According to Asharq al-Awsat, the tape of the March 13 2000 meeting shows former al-Jazeera manager Mohammed Jassem al-Ali telling Odai Saddam Hussein, "al-Jazeera is your channel," and Odai says "some ideas" that he proposed in previous meetings led to "some changes" in political coverage, including new hosts on al-Jazeera programs.
Asharq al-Awsat is pitted in a rivalry with al-Jazeera and has recently published a series of reports about the Qatar-based network's alleged connections to insurgents in Iraq.
The paper is closely connected to Al-Arabiya, a television network that tries to take a moderate approach compared to al-Jazeera.
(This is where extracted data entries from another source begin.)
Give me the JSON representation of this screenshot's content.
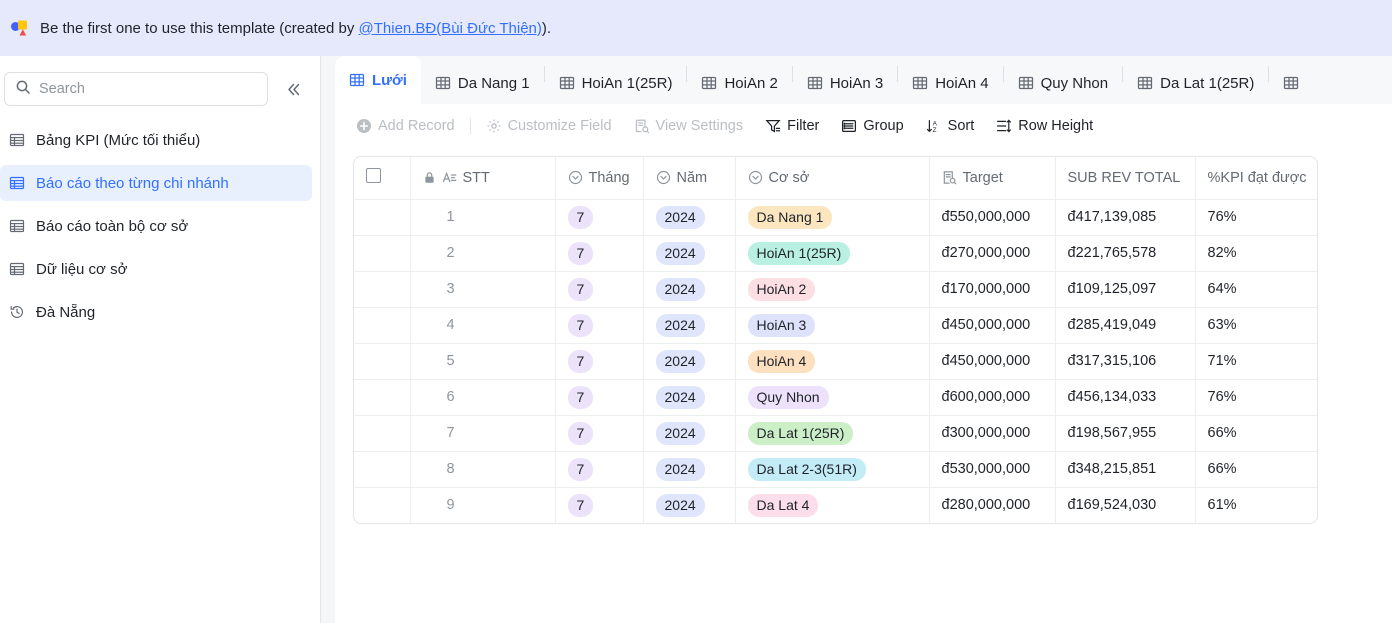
{
  "banner": {
    "icon": "app-logo-icon",
    "text_before": "Be the first one to use this template (created by ",
    "link": "@Thien.BĐ(Bùi Đức Thiện)",
    "text_after": ").",
    "bg_color": "#e6e9fb",
    "link_color": "#3370ff"
  },
  "sidebar": {
    "search": {
      "placeholder": "Search",
      "value": "",
      "icon": "search-icon"
    },
    "collapse_icon": "collapse-left-icon",
    "items": [
      {
        "label": "Bảng KPI (Mức tối thiểu)",
        "icon": "table-icon",
        "active": false
      },
      {
        "label": "Báo cáo theo từng chi nhánh",
        "icon": "table-icon",
        "active": true
      },
      {
        "label": "Báo cáo toàn bộ cơ sở",
        "icon": "table-icon",
        "active": false
      },
      {
        "label": "Dữ liệu cơ sở",
        "icon": "table-icon",
        "active": false
      },
      {
        "label": "Đà Nẵng",
        "icon": "history-clock-icon",
        "active": false
      }
    ],
    "active_color": "#3370ff",
    "active_bg": "#e8f0fe"
  },
  "tabs": [
    {
      "label": "Lưới",
      "icon": "grid-icon",
      "active": true
    },
    {
      "label": "Da Nang 1",
      "icon": "grid-icon",
      "active": false
    },
    {
      "label": "HoiAn 1(25R)",
      "icon": "grid-icon",
      "active": false
    },
    {
      "label": "HoiAn 2",
      "icon": "grid-icon",
      "active": false
    },
    {
      "label": "HoiAn 3",
      "icon": "grid-icon",
      "active": false
    },
    {
      "label": "HoiAn 4",
      "icon": "grid-icon",
      "active": false
    },
    {
      "label": "Quy Nhon",
      "icon": "grid-icon",
      "active": false
    },
    {
      "label": "Da Lat 1(25R)",
      "icon": "grid-icon",
      "active": false
    }
  ],
  "toolbar": [
    {
      "label": "Add Record",
      "icon": "plus-circle-icon",
      "disabled": true
    },
    {
      "label": "Customize Field",
      "icon": "gear-icon",
      "disabled": true
    },
    {
      "label": "View Settings",
      "icon": "view-settings-icon",
      "disabled": true
    },
    {
      "label": "Filter",
      "icon": "filter-icon",
      "disabled": false
    },
    {
      "label": "Group",
      "icon": "group-icon",
      "disabled": false
    },
    {
      "label": "Sort",
      "icon": "sort-az-icon",
      "disabled": false
    },
    {
      "label": "Row Height",
      "icon": "row-height-icon",
      "disabled": false
    }
  ],
  "table": {
    "columns": [
      {
        "label": "",
        "icon": "checkbox-icon",
        "key": "check"
      },
      {
        "label": "STT",
        "icon": "text-field-icon",
        "locked": true,
        "key": "stt"
      },
      {
        "label": "Tháng",
        "icon": "select-icon",
        "key": "thang"
      },
      {
        "label": "Năm",
        "icon": "select-icon",
        "key": "nam"
      },
      {
        "label": "Cơ sở",
        "icon": "select-icon",
        "key": "coso"
      },
      {
        "label": "Target",
        "icon": "lookup-icon",
        "key": "target"
      },
      {
        "label": "SUB REV TOTAL",
        "icon": "",
        "key": "sub"
      },
      {
        "label": "%KPI đạt được",
        "icon": "",
        "key": "kpi"
      }
    ],
    "rows": [
      {
        "stt": "1",
        "thang": "7",
        "nam": "2024",
        "coso": "Da Nang 1",
        "coso_bg": "#fbe6c0",
        "target": "đ550,000,000",
        "sub": "đ417,139,085",
        "kpi": "76%"
      },
      {
        "stt": "2",
        "thang": "7",
        "nam": "2024",
        "coso": "HoiAn 1(25R)",
        "coso_bg": "#b9f0e2",
        "target": "đ270,000,000",
        "sub": "đ221,765,578",
        "kpi": "82%"
      },
      {
        "stt": "3",
        "thang": "7",
        "nam": "2024",
        "coso": "HoiAn 2",
        "coso_bg": "#fbdfe2",
        "target": "đ170,000,000",
        "sub": "đ109,125,097",
        "kpi": "64%"
      },
      {
        "stt": "4",
        "thang": "7",
        "nam": "2024",
        "coso": "HoiAn 3",
        "coso_bg": "#dfe2fb",
        "target": "đ450,000,000",
        "sub": "đ285,419,049",
        "kpi": "63%"
      },
      {
        "stt": "5",
        "thang": "7",
        "nam": "2024",
        "coso": "HoiAn 4",
        "coso_bg": "#fde0c0",
        "target": "đ450,000,000",
        "sub": "đ317,315,106",
        "kpi": "71%"
      },
      {
        "stt": "6",
        "thang": "7",
        "nam": "2024",
        "coso": "Quy Nhon",
        "coso_bg": "#ede1fb",
        "target": "đ600,000,000",
        "sub": "đ456,134,033",
        "kpi": "76%"
      },
      {
        "stt": "7",
        "thang": "7",
        "nam": "2024",
        "coso": "Da Lat 1(25R)",
        "coso_bg": "#cdefc8",
        "target": "đ300,000,000",
        "sub": "đ198,567,955",
        "kpi": "66%"
      },
      {
        "stt": "8",
        "thang": "7",
        "nam": "2024",
        "coso": "Da Lat 2-3(51R)",
        "coso_bg": "#c4ecf6",
        "target": "đ530,000,000",
        "sub": "đ348,215,851",
        "kpi": "66%"
      },
      {
        "stt": "9",
        "thang": "7",
        "nam": "2024",
        "coso": "Da Lat 4",
        "coso_bg": "#fbdeea",
        "target": "đ280,000,000",
        "sub": "đ169,524,030",
        "kpi": "61%"
      }
    ],
    "chip_thang_bg": "#ece3fb",
    "chip_nam_bg": "#dfe6fb"
  }
}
Alhurra, or The Free One, was launched by the US government to counter Arab satellite channels which were accused by the US defense secretary of turning Arabs against America. Harb said Alhurra allowed Asharq al-Awsat to have "a sneak preview" of the tape, obtained "through professional means."
During the conversation, the tape reportedly shows al-Ali telling Odai, "Thank God, the mission was fully successful as a result of our presence (in Iraq) ... Thank God, we had consecutive activities for the benefit of the two sides."
Al-Jazeera has occasionally run into problems with authorities in several Arab countries, including the former Iraqi regime. Unlike Arab state-run media, the station often airs views of local opposition figures and their criticisms of their countries' rulers.
On Sept. 4, the Iraqi government shut down al-Jazeera's Baghdad operations indefinitely, extending a one-month closure order imposed after the channel was accused of inciting violence.